A 43-year-old lifelong fan named Tim bought goggles just for the occasion of cheering on the thrilling players from the Bird Bath but could muster only cautious optimism about ownership’s budgetary decisions.

“You’re going to have to upgrade the major-league roster with some kind of spend,” he said after noting his own considerations for the evening. He kept it “mellow” for this first splash zone visit by going with just the goggles and not adding a life jacket.

This, everyone seems to recognize, is probably just the beginning of an as-yet-undefined era in Baltimore.

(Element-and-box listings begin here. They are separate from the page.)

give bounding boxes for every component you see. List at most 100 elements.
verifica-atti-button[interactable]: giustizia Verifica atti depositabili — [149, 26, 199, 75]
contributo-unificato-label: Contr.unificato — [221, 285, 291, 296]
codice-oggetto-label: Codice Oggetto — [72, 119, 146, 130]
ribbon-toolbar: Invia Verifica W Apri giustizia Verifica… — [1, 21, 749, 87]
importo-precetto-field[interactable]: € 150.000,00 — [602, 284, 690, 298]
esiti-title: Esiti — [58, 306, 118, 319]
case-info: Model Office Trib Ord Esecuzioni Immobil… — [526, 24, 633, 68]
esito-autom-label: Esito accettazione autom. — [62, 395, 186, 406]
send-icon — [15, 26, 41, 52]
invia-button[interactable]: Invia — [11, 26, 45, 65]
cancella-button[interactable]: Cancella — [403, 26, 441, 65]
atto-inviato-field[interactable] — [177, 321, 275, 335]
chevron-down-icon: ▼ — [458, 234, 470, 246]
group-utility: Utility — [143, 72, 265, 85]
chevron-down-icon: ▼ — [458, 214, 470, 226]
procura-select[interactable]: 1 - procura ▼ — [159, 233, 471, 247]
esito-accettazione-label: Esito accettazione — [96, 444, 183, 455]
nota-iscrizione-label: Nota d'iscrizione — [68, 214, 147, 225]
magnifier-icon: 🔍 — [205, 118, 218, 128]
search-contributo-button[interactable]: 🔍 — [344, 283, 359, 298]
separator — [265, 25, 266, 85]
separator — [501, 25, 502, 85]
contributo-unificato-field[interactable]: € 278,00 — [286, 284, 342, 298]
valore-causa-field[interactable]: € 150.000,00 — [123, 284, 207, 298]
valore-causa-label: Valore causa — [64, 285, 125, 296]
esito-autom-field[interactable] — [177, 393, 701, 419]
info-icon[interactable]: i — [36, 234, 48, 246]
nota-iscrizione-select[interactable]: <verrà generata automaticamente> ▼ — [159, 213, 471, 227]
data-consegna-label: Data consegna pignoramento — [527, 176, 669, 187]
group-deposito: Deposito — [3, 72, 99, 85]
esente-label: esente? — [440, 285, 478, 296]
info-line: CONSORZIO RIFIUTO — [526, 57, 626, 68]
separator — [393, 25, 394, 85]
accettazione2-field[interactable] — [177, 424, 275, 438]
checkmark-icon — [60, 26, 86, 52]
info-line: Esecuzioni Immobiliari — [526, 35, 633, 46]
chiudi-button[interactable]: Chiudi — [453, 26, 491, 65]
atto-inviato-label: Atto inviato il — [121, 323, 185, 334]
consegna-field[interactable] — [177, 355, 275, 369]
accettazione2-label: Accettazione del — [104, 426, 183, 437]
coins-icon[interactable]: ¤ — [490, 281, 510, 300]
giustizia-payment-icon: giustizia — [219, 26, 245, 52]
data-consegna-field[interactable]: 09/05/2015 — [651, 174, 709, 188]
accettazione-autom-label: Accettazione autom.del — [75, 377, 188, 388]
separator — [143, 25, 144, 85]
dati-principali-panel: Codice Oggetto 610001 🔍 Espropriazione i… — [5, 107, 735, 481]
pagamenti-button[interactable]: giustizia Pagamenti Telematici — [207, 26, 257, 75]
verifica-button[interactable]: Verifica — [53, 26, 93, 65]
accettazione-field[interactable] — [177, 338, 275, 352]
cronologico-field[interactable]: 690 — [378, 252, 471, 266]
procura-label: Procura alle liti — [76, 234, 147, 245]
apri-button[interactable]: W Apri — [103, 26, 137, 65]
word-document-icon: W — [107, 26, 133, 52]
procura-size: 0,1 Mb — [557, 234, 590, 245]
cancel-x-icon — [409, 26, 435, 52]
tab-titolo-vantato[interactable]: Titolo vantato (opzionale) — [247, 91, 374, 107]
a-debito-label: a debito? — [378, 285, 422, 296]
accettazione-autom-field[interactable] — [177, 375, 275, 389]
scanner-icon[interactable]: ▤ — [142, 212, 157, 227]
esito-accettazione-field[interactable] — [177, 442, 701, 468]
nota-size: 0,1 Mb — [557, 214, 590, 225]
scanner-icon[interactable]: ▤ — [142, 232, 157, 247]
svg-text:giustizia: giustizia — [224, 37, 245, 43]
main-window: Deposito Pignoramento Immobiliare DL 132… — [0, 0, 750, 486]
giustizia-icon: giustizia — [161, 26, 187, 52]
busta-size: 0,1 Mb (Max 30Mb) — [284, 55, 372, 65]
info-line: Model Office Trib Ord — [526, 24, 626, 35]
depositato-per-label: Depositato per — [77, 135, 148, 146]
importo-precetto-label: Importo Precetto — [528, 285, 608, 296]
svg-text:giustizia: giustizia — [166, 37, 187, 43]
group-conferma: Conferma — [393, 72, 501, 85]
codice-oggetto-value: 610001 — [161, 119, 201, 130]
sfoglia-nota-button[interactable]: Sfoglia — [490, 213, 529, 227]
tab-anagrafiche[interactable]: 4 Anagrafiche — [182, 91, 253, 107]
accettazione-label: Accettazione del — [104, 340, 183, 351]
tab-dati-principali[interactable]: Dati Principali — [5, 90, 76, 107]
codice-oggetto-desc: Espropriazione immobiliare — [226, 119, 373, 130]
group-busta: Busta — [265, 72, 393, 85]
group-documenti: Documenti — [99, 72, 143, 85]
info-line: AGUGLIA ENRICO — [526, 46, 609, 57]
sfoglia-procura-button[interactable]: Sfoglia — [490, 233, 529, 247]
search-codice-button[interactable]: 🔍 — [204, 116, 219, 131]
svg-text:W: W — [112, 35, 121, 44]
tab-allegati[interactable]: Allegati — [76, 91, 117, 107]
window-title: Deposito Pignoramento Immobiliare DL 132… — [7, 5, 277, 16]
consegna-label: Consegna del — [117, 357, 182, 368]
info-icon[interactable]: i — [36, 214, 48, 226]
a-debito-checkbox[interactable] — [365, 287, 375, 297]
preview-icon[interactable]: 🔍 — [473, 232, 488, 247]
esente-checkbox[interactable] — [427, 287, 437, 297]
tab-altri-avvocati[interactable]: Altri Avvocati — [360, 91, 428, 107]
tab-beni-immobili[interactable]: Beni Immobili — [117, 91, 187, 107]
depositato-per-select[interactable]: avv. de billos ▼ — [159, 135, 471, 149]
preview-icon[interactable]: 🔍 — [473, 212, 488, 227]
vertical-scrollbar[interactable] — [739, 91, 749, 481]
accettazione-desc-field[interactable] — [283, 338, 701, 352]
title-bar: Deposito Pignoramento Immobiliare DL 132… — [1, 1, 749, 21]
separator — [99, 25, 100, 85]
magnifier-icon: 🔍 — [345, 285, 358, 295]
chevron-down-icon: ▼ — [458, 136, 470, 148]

“I think we've said from the beginning, when Mike Elias was brought in and when John Angelos, our CEO, put in the management team, that we were going to try new things, be open to new ideas,” Grondahl said. “And I think this idea, this concept is sort of indicative of the symbiotic relationship between the clubhouse and front office and all that positive culture that's been built over several years.”

After the first hint of success last season, Elias drew ire for hedging his bets and trading then-closer Jorge López to the Minnesota Twins. He was promptly vindicated when Félix Bautista took over as an even more dominant closer. This season, the move looks even better, thanks to Yennier Cano, the Cuban setup man who came over in the deal. Cano has thrown 18 2/3 innings, striking out 22 and allowing a difficult-to-critique total of zero runs.

Less clear is how well-stocked the Orioles rotation is for a summer of battle with the Tampa Bay Rays, New York Yankees, Toronto Blue Jays and Boston Red Sox. Baltimore’s pitching staff, as a whole, has been roughly average by park-adjusted ERA-, but the starting rotation has taken its lumps, ranking among the game’s 10 worst by the same metric. Many of its members — including elite prospect Grayson Rodriguez and Friday’s starter, Kyle Bradish — are working through the very early stages of what might be terrific careers, but a winter headlined by veteran mid-rotation starter Kyle Gibson didn’t inspire the same enthusiasm as Mr. Splash.

For now, though, the Orioles are winning big by giving their fans a team to love, to latch onto, to dream about. Hoff said he looks forward to buying playoff tickets, now that he has money to spend on them. Uebel, drenched by night’s end, said he came to multiple games per season, sometimes per month, even in the dark times. At some point, he acknowledged, the upward trajectory will collide with the realities of competition. And he will need the Orioles to keep winning.

“I live in Hoboken [in New Jersey], so a bunch of my friends are Yankees fans,” he said. “And they usually have the upper hand, but now it's our turn, so I'm ready for it. I'm ready to talk s*** when I get back.”